Another reason to fit theoretical models is to ensure that variances of linear
combinations of variables are always non-negative as discussed in @Myers1992.

:::

To fit a specific theoretical model, we can use the `fit` function with the
model as the first argument:

```{julia}
GeoStatsFunctions.fit(SphericalVariogram, g)
```

We can also let the framework select the model with minimum weighted least-squares
error by passing the generic `Variogram` model to the function:

```{julia}
γ = GeoStatsFunctions.fit(Variogram, g)
```

## Remarks

This chapter is definitely one of the most challenging ones for those with little
background in geostatistics.
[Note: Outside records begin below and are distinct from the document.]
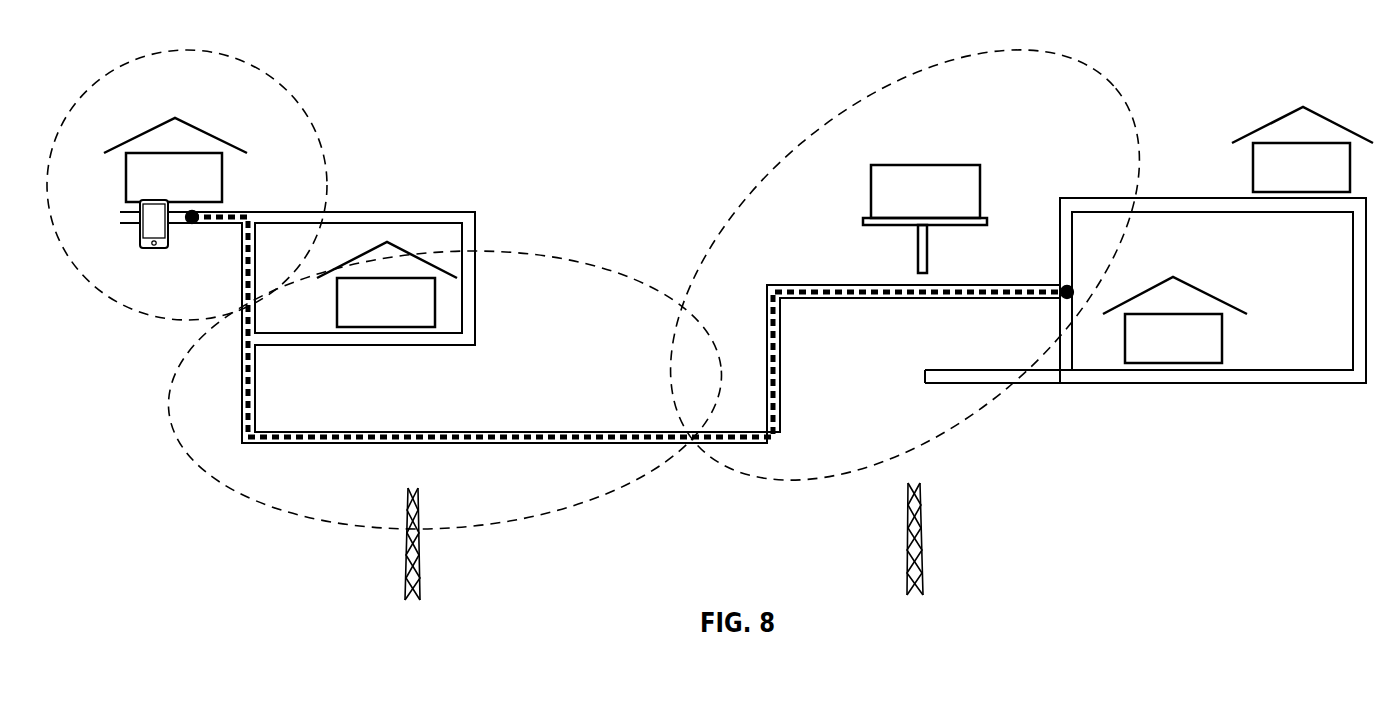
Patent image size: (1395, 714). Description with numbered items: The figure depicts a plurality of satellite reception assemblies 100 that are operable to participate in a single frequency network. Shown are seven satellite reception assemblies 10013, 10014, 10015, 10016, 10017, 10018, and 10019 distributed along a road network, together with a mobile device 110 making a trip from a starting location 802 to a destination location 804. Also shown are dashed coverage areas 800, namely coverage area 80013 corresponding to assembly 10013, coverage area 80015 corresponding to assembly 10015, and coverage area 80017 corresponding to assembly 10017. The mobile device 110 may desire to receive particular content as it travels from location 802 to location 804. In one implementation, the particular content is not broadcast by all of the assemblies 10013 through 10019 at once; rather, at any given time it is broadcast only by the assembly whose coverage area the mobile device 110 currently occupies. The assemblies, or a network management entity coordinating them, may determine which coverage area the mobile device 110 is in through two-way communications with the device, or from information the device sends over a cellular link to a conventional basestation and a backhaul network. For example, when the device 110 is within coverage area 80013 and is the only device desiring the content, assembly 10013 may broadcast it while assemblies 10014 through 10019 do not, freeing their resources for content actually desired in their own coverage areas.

The coverage area 800 is at (633, 282).
The coverage area 80013 is at (282, 81).
The coverage area 80015 is at (568, 256).
The coverage area 80017 is at (959, 54).
The satellite reception assembly 100 is at (738, 351).
The satellite reception assembly 10013 is at (259, 139).
The satellite reception assembly 10014 is at (447, 282).
The satellite reception assembly 10015 is at (449, 484).
The satellite reception assembly 10016 is at (941, 480).
The satellite reception assembly 10017 is at (1002, 216).
The satellite reception assembly 10018 is at (1251, 299).
The satellite reception assembly 10019 is at (1369, 131).
The mobile device 110 is at (140, 228).
The location 802 is at (194, 224).
The location 804 is at (1061, 286).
Let's make a few important remarks to summarize what
we learned:

- Geospatial correlation can be represented with different functions, including
  the **correlogram**, the **covariance** and the **variogram** functions. Among
  these functions the variogram is the most general and easy to interpret as a
  measure of "spread" in the `hscatter` plot.
- The variogram value $\gamma(h)$ represents the expected variation of a variable
  that is $h$ units of distance from a reference point. It usually starts at
  $\gamma(0) = 0$, reaches a **sill** value $\sigma^2$ near the **range** and
  stays at this value as $h \to \infty$.
- The selection of an appropriate theoretical variogram model for interpolation of
  geospatial data is often based on a two-step procedure. First, we estimate the
  `EmpiricalVariogram`, and then we `fit` a theoretical model. The most widely
  used models are the `GaussianVariogram`, the `SphericalVariogram` and the
  `ExponentialVariogram`.

In the next chapter, we will learn how to perform **geospatial interpolation** with
the selected theoretical variogram model.